Then turned to the newswires and found this bit below that, weirdly, encourages me a jot, because I feel we owe every man at Gitmo reparations and every effort to make the rest of their lives as good as we can make them. But also outrages me because he can make a big political diversion out of it, and he IS, along with the posturing pants-wetters in congress, while leaving the brutality and unconstitutionality at Bagram, and any other "detention centers" we control in the Middle East, perfectly intact. So, basically, I'm just here at my desk with the taste of bile in my throat and sulfuric fumes wafting off me.

Obama won't rule out releasing detainees in US
1 hour ago

WASHINGTON (AP) — A White House spokesman says the Obama administration hasn't decided whether or not to release Guantanamo Bay detainees in the United States.

Spokesman Robert Gibbs said President Barack Obama has made clear "we're not going to make any decision about transfer or release that threatens the security of this country."

Asked if that meant he was ruling out releasing any detainees in the United States, Gibbs said: "I'm not ruling it in or ruling it out."

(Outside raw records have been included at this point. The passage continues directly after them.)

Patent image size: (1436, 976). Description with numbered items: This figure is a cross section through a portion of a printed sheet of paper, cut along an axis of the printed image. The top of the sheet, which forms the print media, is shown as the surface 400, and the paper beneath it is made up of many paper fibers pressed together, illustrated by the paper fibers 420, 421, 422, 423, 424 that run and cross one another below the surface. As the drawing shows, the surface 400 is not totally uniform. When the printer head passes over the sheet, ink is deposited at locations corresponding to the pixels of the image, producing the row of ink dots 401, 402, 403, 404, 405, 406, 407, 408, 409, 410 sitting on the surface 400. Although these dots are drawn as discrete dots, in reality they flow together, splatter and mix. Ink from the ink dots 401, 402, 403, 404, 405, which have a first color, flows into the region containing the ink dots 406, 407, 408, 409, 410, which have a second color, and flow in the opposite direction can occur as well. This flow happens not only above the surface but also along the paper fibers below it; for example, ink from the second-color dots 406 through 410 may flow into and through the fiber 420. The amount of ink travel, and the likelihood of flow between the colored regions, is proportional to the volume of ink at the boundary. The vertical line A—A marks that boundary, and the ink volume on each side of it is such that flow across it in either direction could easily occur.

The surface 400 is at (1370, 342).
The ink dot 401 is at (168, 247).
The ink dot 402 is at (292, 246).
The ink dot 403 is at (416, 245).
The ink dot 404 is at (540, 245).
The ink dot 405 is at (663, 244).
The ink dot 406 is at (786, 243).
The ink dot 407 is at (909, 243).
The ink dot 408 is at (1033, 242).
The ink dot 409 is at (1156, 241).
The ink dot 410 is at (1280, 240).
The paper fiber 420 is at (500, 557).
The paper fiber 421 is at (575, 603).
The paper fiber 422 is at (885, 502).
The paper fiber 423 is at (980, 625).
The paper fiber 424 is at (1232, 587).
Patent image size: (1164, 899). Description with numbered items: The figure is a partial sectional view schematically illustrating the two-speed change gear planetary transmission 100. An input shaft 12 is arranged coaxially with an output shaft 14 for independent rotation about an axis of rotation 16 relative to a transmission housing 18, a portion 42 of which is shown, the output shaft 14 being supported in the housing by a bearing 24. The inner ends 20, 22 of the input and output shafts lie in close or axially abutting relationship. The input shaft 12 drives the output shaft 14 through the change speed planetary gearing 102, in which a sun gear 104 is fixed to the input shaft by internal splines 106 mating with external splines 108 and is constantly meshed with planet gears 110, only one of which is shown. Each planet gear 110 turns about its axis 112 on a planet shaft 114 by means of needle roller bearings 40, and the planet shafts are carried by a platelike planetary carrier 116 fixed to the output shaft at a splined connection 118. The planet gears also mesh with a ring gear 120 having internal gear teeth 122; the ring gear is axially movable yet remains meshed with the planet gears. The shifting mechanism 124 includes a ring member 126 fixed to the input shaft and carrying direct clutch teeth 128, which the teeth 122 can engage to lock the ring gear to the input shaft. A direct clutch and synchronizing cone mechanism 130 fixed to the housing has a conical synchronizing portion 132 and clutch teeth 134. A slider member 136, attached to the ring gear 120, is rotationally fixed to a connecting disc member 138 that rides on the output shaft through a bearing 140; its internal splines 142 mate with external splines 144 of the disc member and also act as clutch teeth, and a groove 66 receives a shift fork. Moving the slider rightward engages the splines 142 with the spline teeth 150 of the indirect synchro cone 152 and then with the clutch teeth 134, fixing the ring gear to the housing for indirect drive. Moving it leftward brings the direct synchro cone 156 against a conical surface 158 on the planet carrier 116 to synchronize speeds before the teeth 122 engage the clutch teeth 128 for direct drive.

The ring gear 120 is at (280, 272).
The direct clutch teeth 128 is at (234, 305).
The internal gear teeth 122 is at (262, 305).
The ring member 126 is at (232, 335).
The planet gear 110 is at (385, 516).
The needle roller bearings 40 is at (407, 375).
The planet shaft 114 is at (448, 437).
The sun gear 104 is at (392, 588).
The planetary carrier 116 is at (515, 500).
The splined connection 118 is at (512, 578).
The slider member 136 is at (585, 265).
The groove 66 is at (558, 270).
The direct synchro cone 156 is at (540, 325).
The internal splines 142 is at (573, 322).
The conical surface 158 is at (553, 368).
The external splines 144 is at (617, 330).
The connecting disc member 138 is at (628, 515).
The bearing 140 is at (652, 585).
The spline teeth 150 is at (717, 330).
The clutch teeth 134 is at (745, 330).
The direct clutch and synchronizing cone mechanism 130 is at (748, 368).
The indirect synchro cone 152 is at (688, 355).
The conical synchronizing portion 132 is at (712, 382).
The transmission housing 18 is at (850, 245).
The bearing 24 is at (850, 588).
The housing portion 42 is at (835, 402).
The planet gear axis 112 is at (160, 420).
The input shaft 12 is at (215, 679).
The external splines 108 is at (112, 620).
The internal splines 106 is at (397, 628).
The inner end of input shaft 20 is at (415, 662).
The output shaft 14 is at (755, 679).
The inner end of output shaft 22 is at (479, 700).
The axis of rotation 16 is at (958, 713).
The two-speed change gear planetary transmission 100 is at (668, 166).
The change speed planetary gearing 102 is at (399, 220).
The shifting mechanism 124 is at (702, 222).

A tentative plan to release some Guantanamo detainees in the United States drew fierce opposition from Republicans and many Democrats in Congress, forcing the Obama administration to shelve the plan to bring some Chinese Muslims known as Uighurs to Virginia. The Uighur detainees at Guantanamo were found not to be enemy combatants by the Pentagon, but few nations have been willing to accept them, out of fear of angering China.

This past week, four of the 17 Uighurs being held at Guantanamo were sent to Bermuda, and the Pacific islands nation of Palau said it would accept others.

Gibbs told reporters progress has been made this week in the administration's goal of closing the detention center in Cuba by early next year.

Seven detainees have been shipped out of Guantanamo so far this week.


US moving to appeal Bagram detention ruling
1 day ago

WASHINGTON (AP) — The Obama administration is moving to appeal a ruling that some detainees at a military air base in Afghanistan can use U.S. civilian courts to challenge their detention.

The Justice Department asked a federal appeals court here Friday to hear its appeal on an expedited basis. The move was expected. U.S. District Judge John Bates, who made the original ruling April 2, suspended action in the case to give the government time to seek higher court review of his action.

The Justice Department told the appeals court that Bates' ruling was an unprecedented order that extended constitutional rights to citizens of Yemen and Tunisia held by U.S. armed forces at Bagram Air Field, in an active combat zone in Afghanistan. Bates had extended them rights previously given to terrorism detainees at the U.S. military prison in Guantanamo Bay, Cuba.

1 comment:

  1. That's why it was OK for a Democrat to win. You're looking at it the wrong way. I'm being sarcastic.